In summary: This transaction is depositing 50 tokens into a DeFi lending protocol (likely Aave or a similar platform) to earn yield. The tokens will be supplied to the lending pool on behalf of the specified beneficiary address.

The transaction uses Safe’s multiSend functionality to batch these two operations together atomically - meaning both the approval and the supply happen in a single transaction, or neither happens at all.

The signature indicates this transaction was authorized by the Safe wallet owner at address 0xf8cade19....
“”"

IMO this is the easiest possible explanation that could be given (because an AI is understanding it on a wholeistic level), and it still is confusing. As transactions get bigger and bigger, these walls of text will get worse and worse. AND there are still a lot of “gotchas” here.

  1. The user isn’t informed of the refund address if the transaction fails, should we explain that?
  2. The user isn’t informed of the gas token, do we add that to the explainer
  3. call vs delegatecall isn’t explained

Each contract would have their own different explainer, making the “final” transaction very confusing. I don’t see a world where this helps. Personally, I think transactions as of today are technical in nature, and security people at least should be able to understand them before we even consider the masses.
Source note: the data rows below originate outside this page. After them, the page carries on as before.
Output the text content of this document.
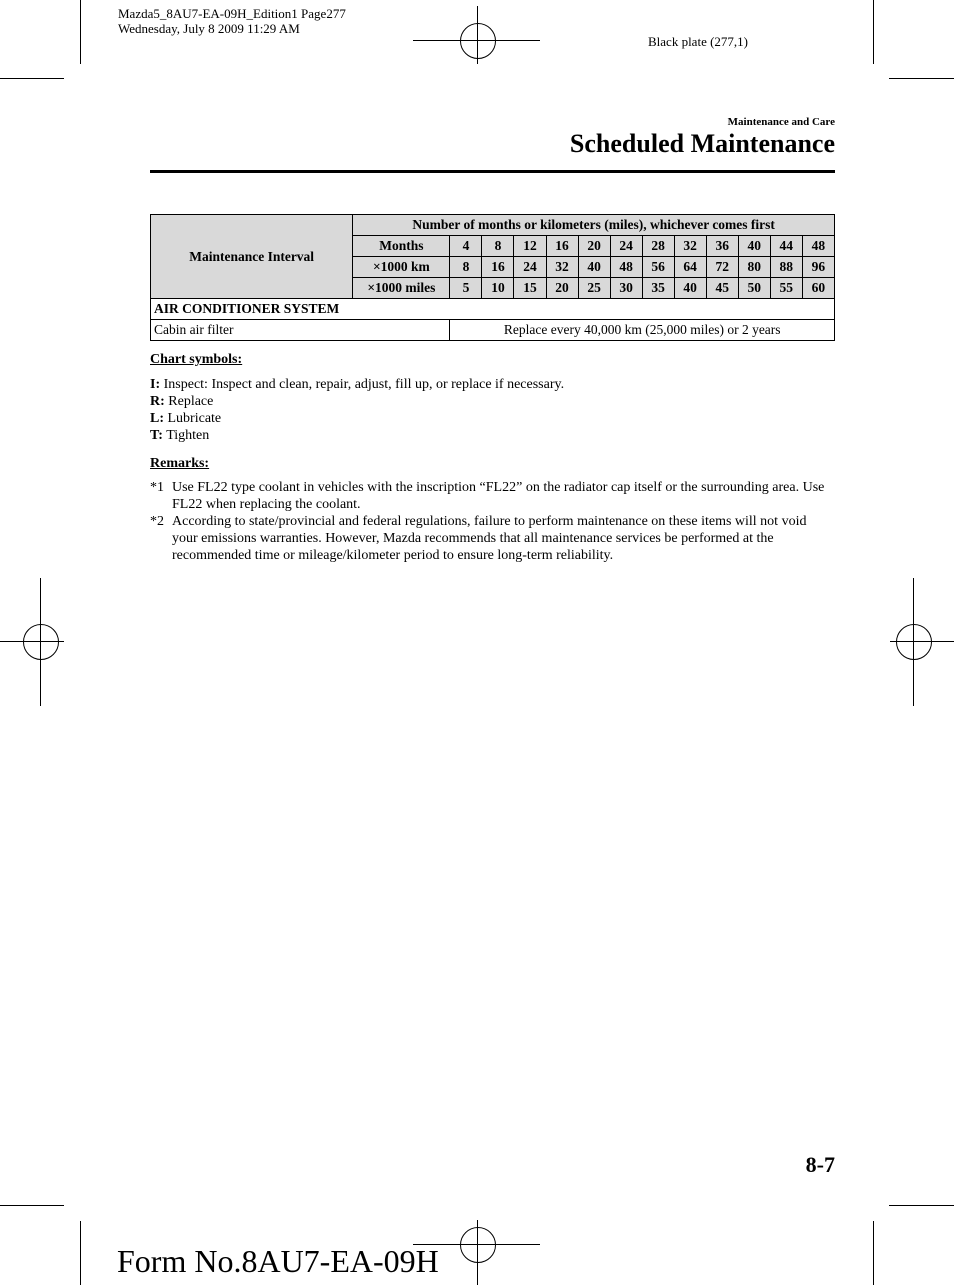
Mazda5_8AU7-EA-09H_Edition1 Page277
Wednesday, July 8 2009 11:29 AM
Black plate (277,1)
Maintenance and Care
Scheduled Maintenance
Maintenance Interval	Number of months or kilometers (miles), whichever comes first												
	Months	4	8	12	16	20	24	28	32	36	40	44	48
	×1000 km	8	16	24	32	40	48	56	64	72	80	88	96
	×1000 miles	5	10	15	20	25	30	35	40	45	50	55	60
AIR CONDITIONER SYSTEM													
Cabin air filter		Replace every 40,000 km (25,000 miles) or 2 years											
Chart symbols:
I: Inspect: Inspect and clean, repair, adjust, fill up, or replace if necessary.
R: Replace
L: Lubricate
T: Tighten
Remarks:
*1 Use FL22 type coolant in vehicles with the inscription “FL22” on the radiator cap itself or the surrounding area. Use FL22 when replacing the coolant.
*2 According to state/provincial and federal regulations, failure to perform maintenance on these items will not void your emissions warranties. However, Mazda recommends that all maintenance services be performed at the recommended time or mileage/kilometer period to ensure long-term reliability.
8-7
Form No.8AU7-EA-09H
If all hardware wallets will have LLMs in them in the future, then great, we should still have a way for security concisous people to have higher assurance of the transactions they are sending.

Summary

Arguments against English transactions enshrined in the smart contracts

Argument 1: Human eyes

Users don’t have a good way to extract data from their wallets, therefore, their human eyes are highly likely to mischeck something (an address, a 0 on a number, etc) even if we have an English description of the transaction.

Argument 2: Gas

Signing multiple transactions is a waste of gas, not to mention it puts a lot of extra effort to the smart contract developers.

Solutions

Big one

No matter how you look at it, as of today, we need hardware wallets to have a better way to extract the data from them.

Let’s walk before we run. Right now, security researchers have a hard time verifying information on hardware wallets. I know because most people are not getting perfect scores on my wise-signer test.

Solutions

Based on argument 1, no matter how you slice it, we need a way to extract data from a hardware device, or make verification easier. Also, users should probably check the documentation of the tools either way, because descriptions are often confusing. The two proposed solutions:

  1. A QR code with all the data (IMO this is the best option, then a user could easily do #2 here)
  2. A digest where all the data is hashed and a user can compare it to an expected hash.

In both solutions, wallets could decode them, or we could encourage users to go to the documentation.